Many white-collar professionals are able to work from home during shutdowns. But in addition to the healthcare workers and first responders on the front lines of the pandemic, many blue-collar workers have to be physically present to do their work. They are stocking grocery shelves, cleaning hospitals, caring for the elderly, filling prescriptions, making and delivering food, delivering mail and packages, staffing warehouses and production lines, driving trucks, and collecting trash. These roles are often taken for granted in good times, but it is now apparent just how much society depends on them. The workers who are keeping these essential services going are doing so at the risk of exposing themselves to the virus—and they deserve equitable pay, sick leave, and adequate safety protections.
Vulnerable workers need a lifeline
The public and private sectors will need to respond decisively to help families meet their basic needs, create liquidity for businesses, and mitigate the potential long-term damage to the US economy. The $2.2 trillion federal CARES Act passed in late March is a good start, but it will need to be operationalized quickly to get cash payments into the hands of individuals in need. Getting Small Business Administration loans to struggling small enterprises can help them bounce back, preventing millions of temporary layoffs from becoming permanent.
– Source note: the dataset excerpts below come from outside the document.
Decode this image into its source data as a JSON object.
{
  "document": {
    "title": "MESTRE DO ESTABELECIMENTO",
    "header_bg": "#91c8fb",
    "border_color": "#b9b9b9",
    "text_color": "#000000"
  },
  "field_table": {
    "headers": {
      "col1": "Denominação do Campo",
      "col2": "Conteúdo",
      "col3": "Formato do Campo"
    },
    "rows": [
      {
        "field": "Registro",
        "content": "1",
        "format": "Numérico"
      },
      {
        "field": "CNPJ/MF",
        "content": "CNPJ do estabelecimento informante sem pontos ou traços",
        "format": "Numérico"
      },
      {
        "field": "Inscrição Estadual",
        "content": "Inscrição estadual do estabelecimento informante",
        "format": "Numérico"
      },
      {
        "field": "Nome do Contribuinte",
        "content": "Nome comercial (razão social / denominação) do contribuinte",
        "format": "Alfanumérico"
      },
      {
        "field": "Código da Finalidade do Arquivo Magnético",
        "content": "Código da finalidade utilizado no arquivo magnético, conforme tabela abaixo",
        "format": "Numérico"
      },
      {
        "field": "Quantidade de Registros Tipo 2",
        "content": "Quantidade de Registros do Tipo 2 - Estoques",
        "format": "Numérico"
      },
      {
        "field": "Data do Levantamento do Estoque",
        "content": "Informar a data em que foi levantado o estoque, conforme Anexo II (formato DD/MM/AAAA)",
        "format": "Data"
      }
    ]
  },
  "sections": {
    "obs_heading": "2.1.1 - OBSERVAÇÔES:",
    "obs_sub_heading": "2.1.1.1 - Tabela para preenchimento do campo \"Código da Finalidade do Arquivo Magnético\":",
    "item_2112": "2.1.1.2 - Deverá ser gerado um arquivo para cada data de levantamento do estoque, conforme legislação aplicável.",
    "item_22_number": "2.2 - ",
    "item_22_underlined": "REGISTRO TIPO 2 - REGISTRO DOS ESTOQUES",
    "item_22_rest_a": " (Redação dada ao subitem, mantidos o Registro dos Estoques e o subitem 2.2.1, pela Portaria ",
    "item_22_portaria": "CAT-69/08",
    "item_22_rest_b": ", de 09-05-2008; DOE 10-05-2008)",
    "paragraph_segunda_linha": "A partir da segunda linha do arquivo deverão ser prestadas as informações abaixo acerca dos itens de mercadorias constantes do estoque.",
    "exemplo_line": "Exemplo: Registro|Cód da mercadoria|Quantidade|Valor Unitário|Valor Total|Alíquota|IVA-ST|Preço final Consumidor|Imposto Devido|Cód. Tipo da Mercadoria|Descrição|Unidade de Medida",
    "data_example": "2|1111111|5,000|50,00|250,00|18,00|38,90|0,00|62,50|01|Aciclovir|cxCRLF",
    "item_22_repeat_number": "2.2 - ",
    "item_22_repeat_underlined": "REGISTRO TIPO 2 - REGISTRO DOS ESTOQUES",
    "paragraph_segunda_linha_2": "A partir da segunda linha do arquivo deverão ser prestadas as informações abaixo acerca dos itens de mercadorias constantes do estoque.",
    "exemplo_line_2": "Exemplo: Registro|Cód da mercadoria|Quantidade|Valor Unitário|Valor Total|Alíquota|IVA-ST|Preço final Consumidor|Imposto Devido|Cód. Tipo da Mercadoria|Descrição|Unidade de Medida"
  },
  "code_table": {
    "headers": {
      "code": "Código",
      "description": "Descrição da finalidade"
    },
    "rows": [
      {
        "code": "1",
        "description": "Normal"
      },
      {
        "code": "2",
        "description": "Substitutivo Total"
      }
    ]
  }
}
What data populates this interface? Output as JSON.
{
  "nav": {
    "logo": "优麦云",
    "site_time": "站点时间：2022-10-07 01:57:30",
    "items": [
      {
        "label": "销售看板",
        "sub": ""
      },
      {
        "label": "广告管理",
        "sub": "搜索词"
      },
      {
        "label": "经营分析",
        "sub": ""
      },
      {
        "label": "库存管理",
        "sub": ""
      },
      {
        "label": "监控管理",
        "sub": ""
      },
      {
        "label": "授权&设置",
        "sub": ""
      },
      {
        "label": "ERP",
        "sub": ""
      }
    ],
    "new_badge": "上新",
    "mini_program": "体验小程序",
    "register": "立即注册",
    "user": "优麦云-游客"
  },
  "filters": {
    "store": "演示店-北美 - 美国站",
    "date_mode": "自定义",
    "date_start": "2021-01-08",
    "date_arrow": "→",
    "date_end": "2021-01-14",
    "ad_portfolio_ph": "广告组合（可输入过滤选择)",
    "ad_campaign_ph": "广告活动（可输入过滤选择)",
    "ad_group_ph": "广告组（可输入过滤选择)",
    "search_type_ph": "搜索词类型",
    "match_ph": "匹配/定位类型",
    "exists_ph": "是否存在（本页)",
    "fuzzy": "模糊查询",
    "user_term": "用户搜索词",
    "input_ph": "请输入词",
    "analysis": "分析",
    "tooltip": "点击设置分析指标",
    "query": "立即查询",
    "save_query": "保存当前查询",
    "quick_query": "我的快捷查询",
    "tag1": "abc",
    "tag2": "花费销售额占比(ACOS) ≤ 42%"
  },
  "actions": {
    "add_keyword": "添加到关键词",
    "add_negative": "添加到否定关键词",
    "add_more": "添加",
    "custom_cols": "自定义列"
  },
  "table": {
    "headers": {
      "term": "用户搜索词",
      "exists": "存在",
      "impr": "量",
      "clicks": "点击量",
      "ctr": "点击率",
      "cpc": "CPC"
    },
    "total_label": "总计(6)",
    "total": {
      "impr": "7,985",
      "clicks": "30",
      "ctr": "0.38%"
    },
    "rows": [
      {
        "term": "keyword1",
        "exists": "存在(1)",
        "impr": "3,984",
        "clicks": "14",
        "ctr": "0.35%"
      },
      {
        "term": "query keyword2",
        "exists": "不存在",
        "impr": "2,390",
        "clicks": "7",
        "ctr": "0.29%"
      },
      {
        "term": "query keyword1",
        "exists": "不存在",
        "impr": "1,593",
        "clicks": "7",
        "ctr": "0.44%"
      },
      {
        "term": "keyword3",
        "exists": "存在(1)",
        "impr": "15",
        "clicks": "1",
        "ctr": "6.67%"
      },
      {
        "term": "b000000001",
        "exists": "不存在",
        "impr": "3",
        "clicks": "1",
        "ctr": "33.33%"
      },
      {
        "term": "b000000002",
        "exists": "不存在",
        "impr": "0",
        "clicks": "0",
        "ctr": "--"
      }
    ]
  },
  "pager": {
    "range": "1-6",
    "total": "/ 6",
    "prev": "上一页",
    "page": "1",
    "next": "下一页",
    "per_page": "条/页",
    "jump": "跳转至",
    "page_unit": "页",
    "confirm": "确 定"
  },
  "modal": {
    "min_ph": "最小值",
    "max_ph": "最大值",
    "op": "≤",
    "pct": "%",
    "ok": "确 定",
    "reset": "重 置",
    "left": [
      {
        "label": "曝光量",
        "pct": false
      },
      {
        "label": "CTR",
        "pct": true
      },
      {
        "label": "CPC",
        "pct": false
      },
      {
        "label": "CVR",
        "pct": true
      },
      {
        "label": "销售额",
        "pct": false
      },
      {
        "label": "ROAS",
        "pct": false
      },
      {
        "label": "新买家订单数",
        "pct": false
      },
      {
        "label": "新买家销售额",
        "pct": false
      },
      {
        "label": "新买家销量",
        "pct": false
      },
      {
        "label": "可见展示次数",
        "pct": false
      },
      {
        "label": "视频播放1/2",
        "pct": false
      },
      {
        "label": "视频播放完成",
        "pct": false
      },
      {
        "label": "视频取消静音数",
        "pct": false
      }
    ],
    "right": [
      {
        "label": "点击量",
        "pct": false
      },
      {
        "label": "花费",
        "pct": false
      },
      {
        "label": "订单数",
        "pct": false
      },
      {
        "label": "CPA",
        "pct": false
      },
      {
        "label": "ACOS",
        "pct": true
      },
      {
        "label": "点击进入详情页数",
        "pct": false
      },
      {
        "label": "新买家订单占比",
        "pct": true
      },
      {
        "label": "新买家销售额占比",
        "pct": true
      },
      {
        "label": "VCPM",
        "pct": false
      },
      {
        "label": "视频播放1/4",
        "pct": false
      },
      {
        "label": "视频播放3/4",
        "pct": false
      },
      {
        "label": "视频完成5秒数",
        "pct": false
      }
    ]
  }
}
When the emphasis eventually shifts from fighting the virus to reopening the economy, many of the jobs on pause today will come back. But others will not. Companies that have laid off workers may wait to see how the recovery takes hold before rehiring. Past crises have led to structural shifts in the economy and new ways of working; this one could do the same. Some trends already under way, such as the shift to independent work and the gig economy, or adoption of automation and artificial intelligence, may accelerate as companies seek to make their operations more resilient to future pandemics.
Now the “future of work” may have arrived even sooner than anyone anticipated. The need to create better opportunities for all Americans once seemed like a long-term project, but the crisis puts that imperative into the present tense. The United States has been through many challenges in the past, from wars and the Great Depression to the influenza pandemic of 1918—and it has always emerged stronger. The current crisis may similarly turn out to be a moment in history that forces us to build a more inclusive and resilient future.